In the meantime, we gathered some early insights from Prime Day 2021, based on Pacvue clients’ advertising campaigns and what our team of expert practitioners saw during the event.
Brands that were running promotions and supporting their deals with advertising saw the largest increase in CPCs, with some noticing cost-per-click up 80% compared to last year’s event. In general, similar to last year, the second day of Prime Day saw higher CPCs than the first.
One brand in the fitness category saw CPCs approximately 76% higher this Prime Day compared to Prime Day 2020. They noticed a lot more competition in their category from emerging sellers this year, making sponsored ads more expensive. Similarly, CPCs for a personal care brand increased nearly 100% year-over-year for the top keywords in their category. A leading CPG brand also noticed more competition from emerging sellers. The main CPC increase for their campaigns came from branded terms, which were 35% more expensive compared to the prior seven days leading into Prime Day.
Inventory may have affected which brands were advertising this year. Given the supply chain issues, including container shortages at major manufacturing ports, certain categories, especially in home goods, were less promotional than typical deal events.
While the second day of Prime Day typically experiences a drop off in sales and, likewise, ad spend, early indicators point to sustained momentum throughout the event. In fact, consumers may have even begun their deal hunting early this year as well. One household supplies brand ran deals in the week leading into Prime Day and beat their forecast significantly.

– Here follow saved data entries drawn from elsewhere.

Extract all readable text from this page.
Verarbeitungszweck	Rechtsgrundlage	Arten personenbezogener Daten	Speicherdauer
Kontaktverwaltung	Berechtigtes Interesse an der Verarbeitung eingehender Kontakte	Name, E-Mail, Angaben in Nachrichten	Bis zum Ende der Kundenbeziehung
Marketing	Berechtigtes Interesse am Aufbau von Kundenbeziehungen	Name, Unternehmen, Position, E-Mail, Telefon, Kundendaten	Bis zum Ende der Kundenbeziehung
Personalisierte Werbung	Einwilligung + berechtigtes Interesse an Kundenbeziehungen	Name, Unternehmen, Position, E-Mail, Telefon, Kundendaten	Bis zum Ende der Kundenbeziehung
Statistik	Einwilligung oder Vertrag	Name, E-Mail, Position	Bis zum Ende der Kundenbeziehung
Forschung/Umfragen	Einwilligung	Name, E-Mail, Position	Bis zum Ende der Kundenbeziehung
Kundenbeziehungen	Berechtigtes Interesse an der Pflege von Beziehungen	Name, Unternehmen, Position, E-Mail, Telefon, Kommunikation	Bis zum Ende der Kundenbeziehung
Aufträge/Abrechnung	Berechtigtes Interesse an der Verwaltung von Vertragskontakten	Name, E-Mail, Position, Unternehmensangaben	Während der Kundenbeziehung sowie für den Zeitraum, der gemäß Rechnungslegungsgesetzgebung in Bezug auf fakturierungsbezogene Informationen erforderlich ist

With other retailers launching their deal days prior to Prime Day, including Walmart, Target, Best Buy, and even Chewy, prices may have already been low and consumers ready to take advantage of attractive discounts.
Prime Day is also increasingly becoming an omnichannel event, with brands leveraging unboxing videos on TikTok, lead-in videos on YouTube, and ads across social media networks to drive traffic to their deals and Brand Stores.
Sponsored Brand Video was one of the stars of Prime Day 2021. In Sports & Outdoors, CPCs for Sponsored Brand Video were about 10% higher than static Sponsored Brand ads, as advertisers focused on winning video in search. The new Sponsored Brand Video Product Targeting proved especially effective. Since the ad placement is still new, competition was lower, so the placement was less expensive, in some cases less than a third the cost of the search placements. ROAS was also approximately150% higher than search when using video-based Product Targeting on competitors’ detail pages.
Sponsored Display ads also performed well on product detail pages, with prominent placements above the fold. Amazon has recently been leaning into display advertising improvements and releasing new targeting capabilities, and many advertisers seem to have been at least testing Sponsored Display during this event.
One trend we’ve seen for multiple years of Prime Day now is just how crowded the search page is becoming. With the deal widget, Amazon brand products, and other new Amazon experiences – such as climate pledge friendly ASINs – all receiving premium placements above the fold, organic listings on search are more restricted than ever. Brands truly have to pay-to-play for Prime Day.
Amazon continued to lean into live video during the event, a trend that’s expected to continue and grow in popularity among consumers. While it’s too soon to tell the success of Live during Prime Day, one thing is clear: there is no shortage of opportunities to reach the ever-growing audience looking for a great deal during one of the hottest events of the year.